Ediorial | Republicans’ Best Defense Is a Bad Offense – The New York Times

“What did Americans learn from the first day of open hearings in the impeachment inquiry?

They learned damaging new information, about another witness who reportedly overheard a telephone conversation in which President Trump pressed to find out if the Ukrainians had committed to investigating his top political rival.

They learned they are still served by people of integrity who are committed to advancing the national interest. The day’s two witnesses, George Kent and William Taylor, both deeply experienced diplomats, provided precise, scrupulously nonpartisan and damning testimony about the effort at the center of the inquiry: the secretive shakedown of Ukraine by Mr. Trump and his associates, for the president’s political gain.

And those Americans who tuned in also learned that the Republicans on the House Intelligence Committee have set themselves a degrading task. Rather than engage the facts about Mr. Trump’s Ukrainian escapade, they are twisting them and eliding them and inventing new ones they’d prefer. They spent most of Wednesday stuffing straw men and then ostentatiously knocking them down.”

David Lindsay:  This editorial is an excellent summary of what I watched most of.

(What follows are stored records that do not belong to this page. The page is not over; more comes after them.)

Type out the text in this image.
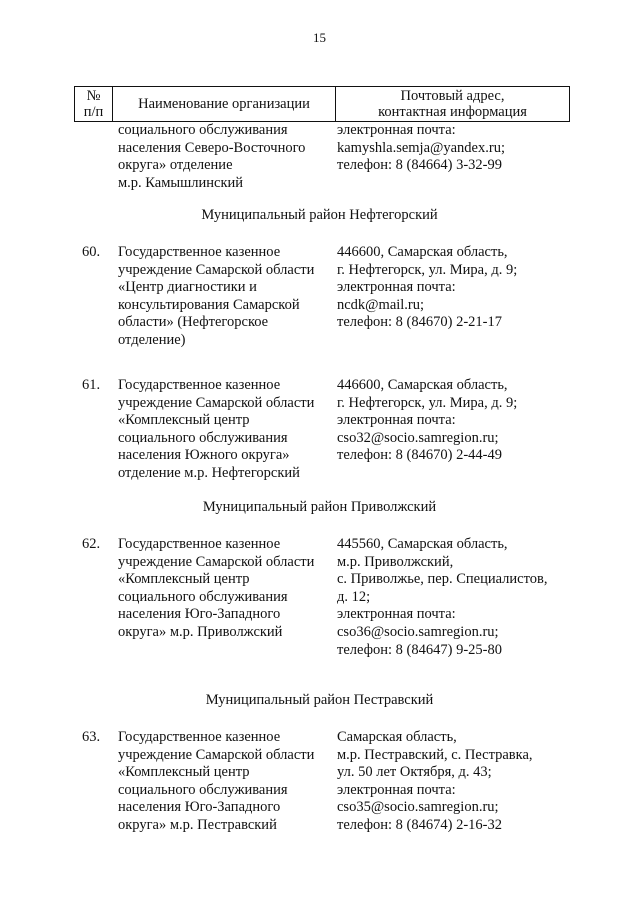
15
№
п/п Наименование организации	Почтовый адрес,
контактная информация
социального обслуживания
населения Северо-Восточного
округа» отделение
м.р. Камышлинский
электронная почта:
kamyshla.semja@yandex.ru;
телефон: 8 (84664) 3-32-99
Муниципальный район Нефтегорский
60. Государственное казенное
учреждение Самарской области
«Центр диагностики и
консультирования Самарской
области» (Нефтегорское
отделение)
446600, Самарская область,
г. Нефтегорск, ул. Мира, д. 9;
электронная почта:
ncdk@mail.ru;
телефон: 8 (84670) 2-21-17
61. Государственное казенное
учреждение Самарской области
«Комплексный центр
социального обслуживания
населения Южного округа»
отделение м.р. Нефтегорский
446600, Самарская область,
г. Нефтегорск, ул. Мира, д. 9;
электронная почта:
cso32@socio.samregion.ru;
телефон: 8 (84670) 2-44-49
Муниципальный район Приволжский
62. Государственное казенное
учреждение Самарской области
«Комплексный центр
социального обслуживания
населения Юго-Западного
округа» м.р. Приволжский
445560, Самарская область,
м.р. Приволжский,
с. Приволжье, пер. Специалистов,
д. 12;
электронная почта:
cso36@socio.samregion.ru;
телефон: 8 (84647) 9-25-80
Муниципальный район Пестравский
63. Государственное казенное
учреждение Самарской области
«Комплексный центр
социального обслуживания
населения Юго-Западного
округа» м.р. Пестравский
Самарская область,
м.р. Пестравский, с. Пестравка,
ул. 50 лет Октября, д. 43;
электронная почта:
cso35@socio.samregion.ru;
телефон: 8 (84674) 2-16-32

Here is one of many good comments I endorsed:

The History Prof
New York

I came of age politically in 1972 by watching the Watergate impeachment hearings. I was 14 years old, and in my naivite, I believed what all the pundits said after Nixon’s resignation: “the Constitution works!” Although teens of the era were taught to distrust older Americans, we had watched in awe as Sam Ervin, John Sirica, and Peter Rodino led the effort to defend the rule of law. And we were grateful to the three senior Republicans–Sen. Barry Goldwater, House Minority Leader John Rhodes, and Senate Minority Leader Hugh Scott, for meeting with Nixon to advise him to resign, which he did the following day. I think the idealism which Watergate instilled in me led me into teaching. For 35 years I have taught my students about constitutionalism and the rule of law, and the Anglo-American tradition that no person–neither a king nor a president–is above the law. But where now are the Goldwaters and the Scotts, the men who put their loyalty to the Constitution above their loyalty to the Republican Party? I have watched in dismay during the past month as the Republicans have attacked the decent, heroic Americans who have come before the Judiciary Committee to testify: Bill Taylor, Fiona Hill, Lt. Col. Vindman, Marie Yovanovitch, George Kent, etc. Why do the Republicans besmirch their reputations? Because unlike the “Never Trumpers,” who upheld their own conservative values, the Republicans in Congress are “Trumpers-at-any-Price.” History will judge them very harshly.